The current opportunity is available for current Manchester Met students, to apply you must be based in the UK for the duration of the role.
Project Background:
Numerical reasoning is common in healthcare: understanding nutrition information, interpreting blood-sugar readings, medication dosage, and gauging probability of risk. Average numeracy skills in the UK and USA are poor, even among highly educated individuals, and they are associated with worse health outcomes. For example, poor numeracy skills are associated with higher BMI, poorer management of diabetes and asthma, reduced medication compliance, and more. Furthermore, poor numeracy skills impair risk communication and as such influence health risk estimation, which can lead to poor decisions such as vaccination uptake. It is therefore important that clinicians are able to examine their patients numerical skills, in order to adjust communication. However, to-date, there has not been a review that examines the availability and quality of numeracy assessments within healthcare.
The current project:
The student working on this project will work as part of a team (based in MMU and UCL), to conduct the systematic review. The search term have already been selected, but the student will assist in running the searches, screening the articles, and if time allows, extracting information from selected articles. Articles will be those that describe/evaluate/explore the design and/or evaluation of adults (>18 years old) numeracy assessment when used in the care of adults with any diagnosis and any health setting. This also includes numeracy assessments for staff working in healthcare. It is expected that the project will result in a high profile publication, in which the student will be a co-author.
Details
Dates: 25 May 2026 - 17 July 2026
Hours per week: 10
Students will be expected to develop the following skills and experiences while carrying out this internship:
Technical skills and experience:
- Developing search strategies: learning how to use databases, keywords, Boolean logic, and inclusion/exclusion criteria.
- Critical appraisal: evaluating the quality, bias, and reliability of studies.
- Data extraction: identifying relevant variables, outcomes, and methodological details across diverse studies.
- Synthesis of evidence: combining findings into a coherent narrative or quantitative summary.
Team working skills and experience:
- Consensus‑building: earning to justify inclusion/exclusion decisions and resolve disagreements constructively.
- Inter‑rater reliability awareness — understanding how different team members interpret criteria and how to standardise decisions.
- Higher‑quality critical appraisal — discussing study-details with others to improve depth and accuracy.
- Collaborative cross‑checking each other’s work to reduce errors and improve attention to detail.
Personal skills:
Clear communication: explaining reasoning, listening actively, and expressing uncertainty without hesitation.
Constructive disagreement: learning to challenge ideas respectfully and resolve differences using evidence rather than opinion.
Empathy and perspective‑taking: understanding how others interpret the same study or criteria differently.
Confidence in academic dialogue: becoming comfortable contributing to technical conversations.
Self pacing and self-motivated work: you will get experience in working independently, while being part of a team.

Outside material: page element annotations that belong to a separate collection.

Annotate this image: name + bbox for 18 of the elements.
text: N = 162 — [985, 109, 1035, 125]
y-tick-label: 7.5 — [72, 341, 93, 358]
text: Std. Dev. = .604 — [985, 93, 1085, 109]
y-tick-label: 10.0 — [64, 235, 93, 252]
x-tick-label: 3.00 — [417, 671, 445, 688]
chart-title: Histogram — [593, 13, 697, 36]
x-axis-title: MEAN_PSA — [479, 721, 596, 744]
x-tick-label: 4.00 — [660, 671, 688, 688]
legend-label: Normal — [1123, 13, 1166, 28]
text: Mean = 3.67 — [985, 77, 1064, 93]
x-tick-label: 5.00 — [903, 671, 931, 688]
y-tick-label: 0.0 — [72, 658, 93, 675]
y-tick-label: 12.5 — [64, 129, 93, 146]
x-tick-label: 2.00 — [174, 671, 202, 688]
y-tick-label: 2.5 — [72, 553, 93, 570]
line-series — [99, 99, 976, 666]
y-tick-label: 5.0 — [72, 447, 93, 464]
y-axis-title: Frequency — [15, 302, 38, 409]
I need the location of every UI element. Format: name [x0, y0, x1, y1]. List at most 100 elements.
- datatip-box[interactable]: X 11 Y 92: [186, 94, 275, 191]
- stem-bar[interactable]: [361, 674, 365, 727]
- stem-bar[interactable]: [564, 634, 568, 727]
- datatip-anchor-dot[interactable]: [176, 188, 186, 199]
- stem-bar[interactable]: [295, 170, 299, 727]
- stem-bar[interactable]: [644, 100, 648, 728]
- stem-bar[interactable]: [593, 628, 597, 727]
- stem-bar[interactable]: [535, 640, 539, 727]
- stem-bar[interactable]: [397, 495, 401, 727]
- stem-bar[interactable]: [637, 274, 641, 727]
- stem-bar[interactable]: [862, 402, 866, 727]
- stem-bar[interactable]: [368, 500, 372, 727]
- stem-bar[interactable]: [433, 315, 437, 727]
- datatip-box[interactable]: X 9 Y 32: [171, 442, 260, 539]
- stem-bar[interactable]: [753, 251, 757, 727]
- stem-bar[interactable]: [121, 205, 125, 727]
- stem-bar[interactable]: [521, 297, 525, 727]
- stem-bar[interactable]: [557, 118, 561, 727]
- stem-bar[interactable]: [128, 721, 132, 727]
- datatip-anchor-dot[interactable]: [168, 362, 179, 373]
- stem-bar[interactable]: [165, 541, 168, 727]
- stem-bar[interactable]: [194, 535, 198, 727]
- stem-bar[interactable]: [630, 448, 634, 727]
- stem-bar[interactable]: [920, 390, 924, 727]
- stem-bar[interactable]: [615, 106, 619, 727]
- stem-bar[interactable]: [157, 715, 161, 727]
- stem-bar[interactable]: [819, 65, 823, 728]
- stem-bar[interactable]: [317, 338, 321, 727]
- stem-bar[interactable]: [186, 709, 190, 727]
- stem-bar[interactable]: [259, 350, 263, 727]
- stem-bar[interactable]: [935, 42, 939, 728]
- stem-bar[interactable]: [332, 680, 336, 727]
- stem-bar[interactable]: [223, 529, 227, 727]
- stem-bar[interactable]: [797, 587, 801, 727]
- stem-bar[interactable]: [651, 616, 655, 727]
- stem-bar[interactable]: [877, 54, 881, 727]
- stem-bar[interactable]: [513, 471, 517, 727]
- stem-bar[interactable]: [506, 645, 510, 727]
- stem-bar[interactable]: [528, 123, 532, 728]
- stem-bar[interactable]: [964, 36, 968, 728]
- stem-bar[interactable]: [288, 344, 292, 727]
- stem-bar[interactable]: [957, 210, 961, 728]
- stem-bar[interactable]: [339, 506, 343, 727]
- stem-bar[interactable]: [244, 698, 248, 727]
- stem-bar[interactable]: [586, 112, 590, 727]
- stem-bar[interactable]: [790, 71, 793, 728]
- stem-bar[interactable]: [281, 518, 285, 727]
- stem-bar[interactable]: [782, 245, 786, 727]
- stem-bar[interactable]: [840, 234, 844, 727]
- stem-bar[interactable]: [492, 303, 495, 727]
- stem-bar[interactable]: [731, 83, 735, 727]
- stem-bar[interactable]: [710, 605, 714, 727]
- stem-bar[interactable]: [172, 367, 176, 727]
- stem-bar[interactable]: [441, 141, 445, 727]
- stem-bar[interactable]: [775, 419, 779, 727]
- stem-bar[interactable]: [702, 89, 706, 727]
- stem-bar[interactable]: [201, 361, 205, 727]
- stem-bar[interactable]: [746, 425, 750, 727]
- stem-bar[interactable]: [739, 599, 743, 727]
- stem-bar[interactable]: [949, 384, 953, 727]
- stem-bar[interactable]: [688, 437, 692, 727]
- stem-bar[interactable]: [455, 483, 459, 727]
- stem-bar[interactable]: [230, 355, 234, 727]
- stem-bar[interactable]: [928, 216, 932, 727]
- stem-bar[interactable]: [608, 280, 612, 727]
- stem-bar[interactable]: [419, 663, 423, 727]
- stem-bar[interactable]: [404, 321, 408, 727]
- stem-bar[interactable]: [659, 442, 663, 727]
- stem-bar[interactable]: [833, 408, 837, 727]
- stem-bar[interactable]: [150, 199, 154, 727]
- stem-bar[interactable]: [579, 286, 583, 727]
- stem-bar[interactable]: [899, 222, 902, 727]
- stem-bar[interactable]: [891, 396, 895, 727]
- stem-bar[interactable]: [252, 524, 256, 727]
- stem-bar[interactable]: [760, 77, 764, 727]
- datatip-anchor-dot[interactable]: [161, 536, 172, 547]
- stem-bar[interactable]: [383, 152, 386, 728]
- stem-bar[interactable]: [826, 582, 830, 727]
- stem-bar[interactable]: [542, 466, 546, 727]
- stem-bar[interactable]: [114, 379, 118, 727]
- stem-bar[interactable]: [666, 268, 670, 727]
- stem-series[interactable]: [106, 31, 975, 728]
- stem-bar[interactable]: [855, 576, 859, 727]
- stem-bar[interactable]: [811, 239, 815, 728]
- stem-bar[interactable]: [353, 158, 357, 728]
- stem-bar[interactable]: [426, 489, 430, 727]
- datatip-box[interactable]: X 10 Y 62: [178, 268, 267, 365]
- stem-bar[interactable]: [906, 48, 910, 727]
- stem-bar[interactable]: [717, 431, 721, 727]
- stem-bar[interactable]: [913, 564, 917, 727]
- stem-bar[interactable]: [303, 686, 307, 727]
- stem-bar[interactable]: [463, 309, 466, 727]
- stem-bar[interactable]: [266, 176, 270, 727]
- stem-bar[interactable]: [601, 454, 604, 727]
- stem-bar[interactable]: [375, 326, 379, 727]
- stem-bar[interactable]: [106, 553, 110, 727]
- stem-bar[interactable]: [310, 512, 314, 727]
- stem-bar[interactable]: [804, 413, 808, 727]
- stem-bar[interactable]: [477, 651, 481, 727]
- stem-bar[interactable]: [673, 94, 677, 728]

Please Note - As part of the 2026 Student Internship offering, priority will be given to Level 5 & 6 students who have specified in the Careers Registration survey (this is completed during enrolment and cannot be changed at this time) that they have had no work experience in the last 12 months and would like some on campus work or a short work placement. However, applications are welcomed from all students meeting the criteria below.
Students are only eligible to undertake one internship under the 2026 Student Internship offering.